Tandis que je causais un jour avec lui dans les couloirs, captivé, - quoique j'en eusse, - par la souplesse et la bonne grâce de ses propos, un caricaturiste qui opérait de groupe en groupe vint lui soumettre un croquis enlevé en quelques traits de crayon et qui le représentait, une fois de plus, la mine fatiguée, le regard veule, et son éternelle cigarette au coin d'une lippe de travers. Ayant contemplé son image, il la rendit aimablement au caricaturiste. en lui disant de son ton gouailleur : « C’est pas encore avec ça que je trouverai à me marier ! » Gageons d'ailleurs que ce dessin, pour cruellement ressemblant qu'il fût, trouva aisément preneur dans l'essaim des Précieuses qui tourbillonnait autour de ce célibataire endurci et volage. Au moment qu'il avait choisi, il montait d'un pas pesant à la tribune et s'y appuyait fortement des deux mains, tandis que se penchaient au-dessus de lui, dans une étroite galerie, deux bons gendarmes suisses coiffés d'un bicorne démodé, qui semblaient empruntés à quelque guignol. Il attendait patiemment que les feux croisés des projecteurs et le déclic des appareils photographiques eussent encore accentué dans tout l'auditoire la fièvre de plaisir et de curiosité provoquée par son apparition. Puis sa voix caressante l'élevait avec des sonorités musicales, abordant et enveloppant harmonieusement les problèmes de l'heure et, au nom de la France immortelle, déclarait la paix au monde. Les applaudissements crépitaient. et quel que fût leur talent respectif, aucun de ses compatriotes ne pouvait prétendre à une telle virtuosité ni à un égal succès. Les accents de père noble et les beaux mouvements de menton d'un Paul Boncour. le ton dégagé et primesautier d'un André Tardieu. pour perspicace que fût sa critique, pour étincelant que fût son esprit à facettes, le style plus doctoral de Pierre-Etienne Flandin ou l'intelligence subtile et talmudique de Léon Blum n’éveillaient pas, tant s'en faut, les mêmes échos d'admiration.

Dans les rangs de la délégation française, une autre figure curieuse était celle de Léon Jouhaux qui représentait le syndicalisme triomphant et profiteur. Avait-il jamais beaucoup travaillé de ses mains ? On en pouvait douter à le voir si dodu et à l'entendre développer avec son accent faubourien, du haut de son double ou triple menton, des lieux communs empruntés à Proudhon ou à Jaurès. Sa qualité de porte-parole de la C.G.T. lui avait déjà valu, à Paris. d'être bombardé régent de la Banque de France. Mais à Genève, aux cotés de son ami Albert Thomas, qui le dépassait (page 154) d'ailleurs de toute sa subtile intelligence, ce prolétaire honoraire trouvait au B.I.T. le lieu naturel de son pâturage.

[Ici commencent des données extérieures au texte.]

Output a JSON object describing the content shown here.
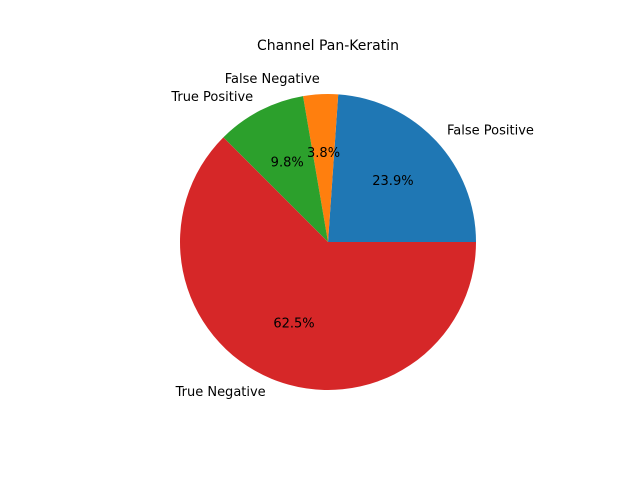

Au lendemain de Locarno, lorsque l'Allemagne fut admise à la Société des Nations, on put espérer qu'une ère de réconciliation et de collaboration sincères allait enfin s'ouvrir entre les peuples. Le Dr Stresemann, au cou d'apoplectique, donnait l’impression d'un de ces vieux bureaucrates de sens rassis et d'humeur paisible qui s'attablent longuement, le soir venu, dans les Rathausekeller de Francfort ou de Munich. En dépit de cette apparence, il se révélait d'ailleurs à l'occasion comme un politicien et parlementaire très habile. Il était doublé par un personnage plus massif encore, M. Von Schubert, dont le teint violacé faisait penser à une grenade qui vient d'éclater, et dont on vantait le sens diplomatique. Ils étaient de rapports très courtois, tout comme leurs co-délégués M. de Rheinbaben, sérieux et disert, et l'ex-ambassadeur comte Bernstorff, dont on oubliait, à converser avec lui, les méfaits qui avaient illustré sa mission à Washington. J'avais trouvé, en la personne du comte Bernstorff, un collègue beaucoup plus agréable que je ne l'avais pensé, lors de la grande Conférence sur le commerce des armes et des armements que j'avais présidée en 1925. Hélas ! Tout ce beau projet de Convention internationale que nous avions si laborieusement échafaudé à ce moment attendait toujours des ratifications officielles qui nous apparaissaient de plus en plus problématiques. Du moins, pouvions-nous espérer sauver de ce vaste ensemble deux modestes articles que j'étais parvenu à y introduire, sous la forme d'un protocole-annexe qui avait été signé à Genève le 17 juin 1925 et qui prohibait, entre toutes les Puissances contractantes, l'emploi la guerre de gaz asphyxiants, toxiques ou similaires ainsi que de moyens bactériologiques. Le comte Bernstorff consentit à s'employer, comme je le faisais de mon côté, à une série de démarches afin d'obtenir que ces dispositions, à défaut du reste, fussent enfin rendues définitives par les ratifications des principaux Etats. Nous eûmes la joie d'y réussir. Le Parlement belge donna sa consécration à cette double interdiction par une loi qui fut publiée au Moniteur du 17 mars 1929. Ailleurs l'exemple fut suivi.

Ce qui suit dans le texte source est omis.